Ferracute Machine Company
- Industry: Machine
- Founded: 1863 in Bridgeton, New Jersey, United States
- Founder: Oberlin Smith
- Defunct: 1968
- Fate: Sold to Fulton Iron Works
- Key people: George E. Bass
- Products: Metal forming presses

= Ferracute Machine Company =

The Ferracute Machine Company was founded by inventor Oberlin Smith in Bridgeton, New Jersey in 1863. Oberlin was an American engineer who was first noted for his work in magnetic recording. Oberlin Smith's ideas in magnetic recording were used by Valdemar Poulsen when he developed magnetic recording successfully.

==History==
Ferracute Machine Company initially started out as a machine shop but it eventually went on to produce metal forming presses. Early presses were manufactured to make tin cans but eventually the larger Ferracute presses were used extensively to produce automobile parts for Cadillac, Packard, Pierce, Chrysler, Ford and others. In 1910 Ferracute produced 39 presses for Ford's Highland Park plant. Ford Motor Company eventually purchased almost 500 Ferracute presses between 1914 and 1917 for the war effort. Ferracute produced presses for Baldwin Locomotive Works, General Electric as well as for munitions plants in England and Canada.
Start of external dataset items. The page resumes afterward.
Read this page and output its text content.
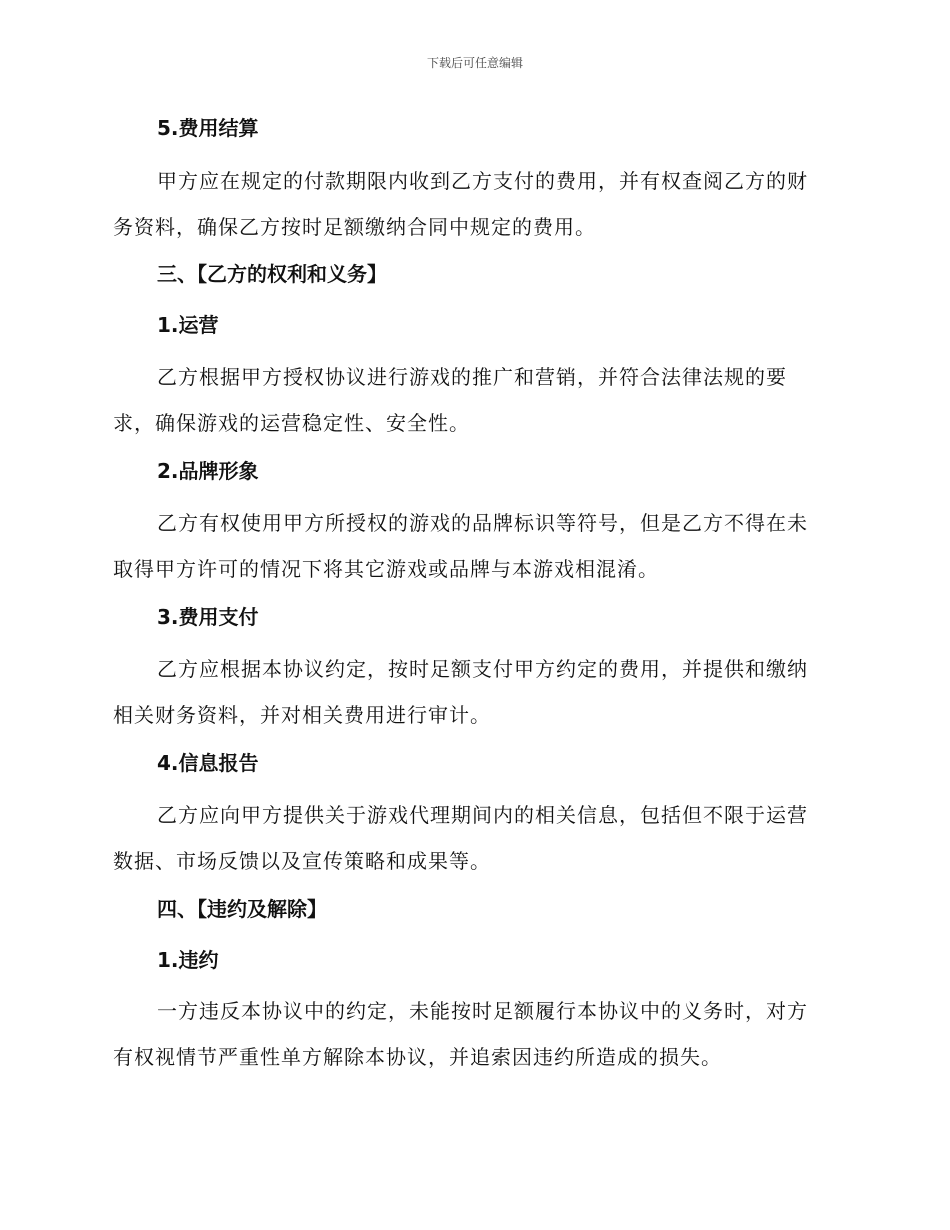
下载后可任意编辑
5.费用结算
甲方应在规定的付款期限内收到乙方支付的费用，并有权查阅乙方的财
务资料，确保乙方按时足额缴纳合同中规定的费用。
三、【乙方的权利和义务】
1.运营
乙方根据甲方授权协议进行游戏的推广和营销，并符合法律法规的要
求，确保游戏的运营稳定性、安全性。
2.品牌形象
乙方有权使用甲方所授权的游戏的品牌标识等符号，但是乙方不得在未
取得甲方许可的情况下将其它游戏或品牌与本游戏相混淆。
3.费用支付
乙方应根据本协议约定，按时足额支付甲方约定的费用，并提供和缴纳
相关财务资料，并对相关费用进行审计。
4.信息报告
乙方应向甲方提供关于游戏代理期间内的相关信息，包括但不限于运营
数据、市场反馈以及宣传策略和成果等。
四、【违约及解除】
1.违约
一方违反本协议中的约定，未能按时足额履行本协议中的义务时，对方
有权视情节严重性单方解除本协议，并追索因违约所造成的损失。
Under Oberlin Smith's direction, Ferracute Machine Company was progressive and he was always looking for the cutting edge applications for his presses. He traveled to Europe often to seek opportunities. With this goal in mind he produced presses to mint coins; one of his customers was the U.S. Mint. In 1897, engineer Henry A. Janvier went to China to install three presses in the Imperial Chinese mint. In 1909, Ferracute installed the first electric presses in La Casa de Moneda (the mint) of Potosi, Bolivia - one of the oldest and largest mints of the Americas, first established during the Spanish colonial period in 1572.

==Sale==
In 1937 Ferracute was sold to George E. Bass. With the advent of the Second World War Ferracute once again became a major supplier of machine tools, in the form of presses, to build munitions, aircraft components, and other war material. During World War II, Frankford Arsenal became Ferracute's biggest customer. The governments of Britain and the Soviet Union turned to Ferracute for presses to help them in their domestic war production efforts.

==Closure==
After the war the business went into general decline until the company was finally closed in 1968. The factory headquarters caught fire on March 2, 2020, at 12:30 in the morning and burned down. The remains of the buildings were subsequently demolished.